I don't think this can really be answered. The mathematical probability arguments are ignoring important implications of the result.
If 999 out of 1000 said it was blue, you could dismiss the last guy as crazy or blind or something. But 10% providing a different answer means something strange is going on. Maybe the color is some borderline shade, or the lighting is weird, or people are being coerced, or.... Without more information, we can't really tell what's going on, so the answer pretty much has to be "who knows?"
I think this point would be more relevant to something like the modified question proposed by jbob2000:
> It's an interesting idea executed poorly. What if we changed it to: "1000 people were asked how many lights were lit up in a row of 4 lit up lights. 900 people said there were 4 lights."
But in the case of color identification, I feel like 10% disagreement is par for the course -- it doesn't imply anything weird is going on.
The other 100 people didn't necessarily provide a different answer. It just says they were shown a car and they didn't say it was blue. Maybe they just didn't feel like commenting on the colour of the car. In fact, we don't even know if they were asked the colour.
A lot will depend on how you perform the survey, too. If you presented it as a serious psychological study and paid people to participate, having 10% disagreement would be huge. If it's a survey put up before YouTube videos, it would actually be weird for so many people to have agreed. The probability depends on too many unknown factors.

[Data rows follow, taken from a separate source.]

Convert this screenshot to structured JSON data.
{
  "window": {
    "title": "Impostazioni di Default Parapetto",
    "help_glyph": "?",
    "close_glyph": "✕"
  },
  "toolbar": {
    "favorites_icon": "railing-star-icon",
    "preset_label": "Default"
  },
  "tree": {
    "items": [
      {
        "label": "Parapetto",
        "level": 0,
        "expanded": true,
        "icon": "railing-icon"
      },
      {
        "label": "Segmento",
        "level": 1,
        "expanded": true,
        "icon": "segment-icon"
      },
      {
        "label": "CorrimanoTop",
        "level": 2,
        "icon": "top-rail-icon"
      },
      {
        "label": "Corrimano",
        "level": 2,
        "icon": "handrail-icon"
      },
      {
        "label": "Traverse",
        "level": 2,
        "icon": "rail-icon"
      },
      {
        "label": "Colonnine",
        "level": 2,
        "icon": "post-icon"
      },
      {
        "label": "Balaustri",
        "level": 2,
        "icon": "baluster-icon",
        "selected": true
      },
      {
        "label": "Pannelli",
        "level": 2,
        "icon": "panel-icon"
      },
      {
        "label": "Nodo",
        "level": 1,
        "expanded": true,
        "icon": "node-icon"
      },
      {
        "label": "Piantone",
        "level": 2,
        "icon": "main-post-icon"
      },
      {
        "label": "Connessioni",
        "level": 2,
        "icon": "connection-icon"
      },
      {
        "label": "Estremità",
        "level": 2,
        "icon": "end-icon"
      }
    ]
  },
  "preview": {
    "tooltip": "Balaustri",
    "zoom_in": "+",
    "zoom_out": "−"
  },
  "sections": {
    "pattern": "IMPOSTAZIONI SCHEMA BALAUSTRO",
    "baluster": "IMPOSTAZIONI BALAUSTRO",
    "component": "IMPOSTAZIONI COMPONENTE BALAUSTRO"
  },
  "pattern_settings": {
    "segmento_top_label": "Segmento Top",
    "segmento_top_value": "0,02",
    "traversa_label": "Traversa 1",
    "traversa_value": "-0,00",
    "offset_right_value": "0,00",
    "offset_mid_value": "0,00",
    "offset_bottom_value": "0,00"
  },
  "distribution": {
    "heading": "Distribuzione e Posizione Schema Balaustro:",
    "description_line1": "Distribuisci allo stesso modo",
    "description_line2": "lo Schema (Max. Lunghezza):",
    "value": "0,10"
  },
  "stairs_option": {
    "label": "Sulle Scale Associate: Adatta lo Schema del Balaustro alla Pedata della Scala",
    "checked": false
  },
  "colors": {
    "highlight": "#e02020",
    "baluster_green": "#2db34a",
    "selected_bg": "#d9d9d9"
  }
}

The (well, a) problem lies in treating "is it really blue" as some definite, knowable thing. But that's never directly observable. We only use that question as a "intermediate step" in answering other observables:
1) "Will [x% of] people emit 'that's blue' when asked about its color?"
2) "Does it reflect light within [specified spectrum] under [specified condition]?
3) "Will Scanner model X emit True or False when it scans this?"
Depending on what question you're asking, it may or may not be blue in that sense. As in my other comment [1], 10% saying "green" may be enough for you to consider it green for the purposes of "does the guy at Lost and Found who's asking for a green object possibly own this item?" But a 10% green response may be false for "is this blue enough to meet this UX standard?"
If you were to ask me, then you would have a 10% chance that you catch me in the wrong mood and my answer to any questions would be "f___ you". That percentage might double if you were to ask me a stupid question about the color of a car when the answer is obvious.
Human color perception is a minefield. Your eyes play lots of tricks on you without you ever realizing it. A 10% divergence is entirely believable when asking color questions.
If 999 out of 1000 said it was blue, you could dismiss the last guy as crazy or blind or something. But 10% providing a different answer means something strange is going on. Maybe the color is some borderline shade, or the lighting is weird, or people are being coerced, or.... Without more information, we can't really tell what's going on, so the answer pretty much has to be "who knows?"